Most people’s parents would probably feel a bit weird about their daughter talking about wanking, especially in a national paper, but mine couldn’t have been more proud of me. While it probably wasn’t the subject topic they envisaged when six-year-old me decided she wanted to be a writer, they have been very supportive of whatever I decide to write. Most of my family have read it and messaged me to say they were proud, which I think means we’re a healthy, progressive family (or that we need to book ourselves into family counselling pronto). My brother did text me saying “why the fuck have you shared that to Facebook? I don’t want to see that”, but later on when I explained how many shares it got, he text “safe well done fam”, so even if he was embarrassed and subsequently unfriended me from Facebook, I know he’s proud of me really.

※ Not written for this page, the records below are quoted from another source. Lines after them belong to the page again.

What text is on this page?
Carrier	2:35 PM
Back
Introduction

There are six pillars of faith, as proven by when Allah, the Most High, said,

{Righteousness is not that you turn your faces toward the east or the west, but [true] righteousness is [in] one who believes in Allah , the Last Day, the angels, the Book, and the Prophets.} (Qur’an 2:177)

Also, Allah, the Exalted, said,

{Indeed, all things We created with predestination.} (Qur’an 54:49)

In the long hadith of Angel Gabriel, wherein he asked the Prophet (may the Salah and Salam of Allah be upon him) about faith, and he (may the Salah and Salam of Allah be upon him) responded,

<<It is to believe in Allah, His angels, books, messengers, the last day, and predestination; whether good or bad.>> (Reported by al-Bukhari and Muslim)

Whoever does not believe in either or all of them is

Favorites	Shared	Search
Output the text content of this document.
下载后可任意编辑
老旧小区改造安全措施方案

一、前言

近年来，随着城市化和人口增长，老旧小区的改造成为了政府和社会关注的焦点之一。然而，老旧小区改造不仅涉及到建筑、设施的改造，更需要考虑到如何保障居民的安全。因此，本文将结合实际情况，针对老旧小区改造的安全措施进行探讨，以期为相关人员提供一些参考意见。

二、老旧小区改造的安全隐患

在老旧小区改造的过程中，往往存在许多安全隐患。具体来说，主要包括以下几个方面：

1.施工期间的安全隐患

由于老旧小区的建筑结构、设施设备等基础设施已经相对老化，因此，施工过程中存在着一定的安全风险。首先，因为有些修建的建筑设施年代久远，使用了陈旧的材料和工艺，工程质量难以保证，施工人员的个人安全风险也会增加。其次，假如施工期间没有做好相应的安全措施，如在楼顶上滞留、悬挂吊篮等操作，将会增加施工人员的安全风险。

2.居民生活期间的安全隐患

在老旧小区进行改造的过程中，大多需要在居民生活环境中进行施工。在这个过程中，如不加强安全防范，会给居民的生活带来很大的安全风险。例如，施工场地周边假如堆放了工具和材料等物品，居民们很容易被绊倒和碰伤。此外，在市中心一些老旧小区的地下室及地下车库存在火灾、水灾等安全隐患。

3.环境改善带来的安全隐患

The response from people I knew wasn’t all good though. About six months after, a girl I know used the article to make a cheap shot at me when we were arguing about the election: “If politics was so important to you, you’d write less articles about your vagina and more about what really matters.” It was one article about my vagina and I’ve since written for The Tab about LGBT rights, mental health, the monarchy and feminism, and yet to her, all of that didn’t matter. I wrote about my vagina and so apparently that meant any opinion I had on anything else didn’t matter. That comment made me feel awful. I was so proud of my article, but I didn’t want to be the Orgasm Girl. I turned down two magazine deals because I didn’t want this to be all I was known for. And yet, now that is all some people see me as.
The most surreal part was the creepy messages in my inbox. I don’t know why men felt the need to track me down and proposition me, but apparently they did. My personal favourite was the man who told me his life story and then suggest I don a Miss Grey personna. No thanks mate. Another gem was the guy who tracked me down to say I just hadn’t met the right man yet, but since I’m not too bad looking I’ll probably be OK, thus missing the whole point of the article – as well as insulting my boyfriend and knocking my self-esteem in the process. I was also surprised by the number of people who told me I needed to chill since I was only 19. I’m nearly 21 now, am I allowed to be bothered yet? I wasn’t aware there was an age limit on having problems, so thank you kind people of the internet for informing me.
What really bothered me though were the people who thought I wrote the article for attention. One lovely commentator said “young people really will do anything for attention huh? Bet ITV are calling her up for I’m A Celeb as we speak”. One, young people feeling able to talk publicly about their sexual problems in order to help others and normalise issues. Two, you were wrong. ITV never called, and honestly, I’m a bit disappointed. You got my hopes up. It really wasn’t written for attention. I wrote it because the prioritisation of male orgasm over female is wrong. You can show a man cumming in a movie and it be a 12. You show a woman cumming and it’s an 18. Similarly, the average age a boy comes for the first time is 12 and for girls it’s 18. The article was about changing those facts. It was about getting women to demand more sexual pleasure for themselves. I am still amazed at the amount of women who fake orgasms. Demand better: sex is about two people (or more if you’re in to that) and you deserve your orgasm.
I didn’t want anyone else feeling ashamed or embarrassed or alone like I felt. If it did change how someone felt, even if it’s just a few people, then I don’t mind being Orgasm Girl and I will gladly write about my vagina again to stop people feeling that way.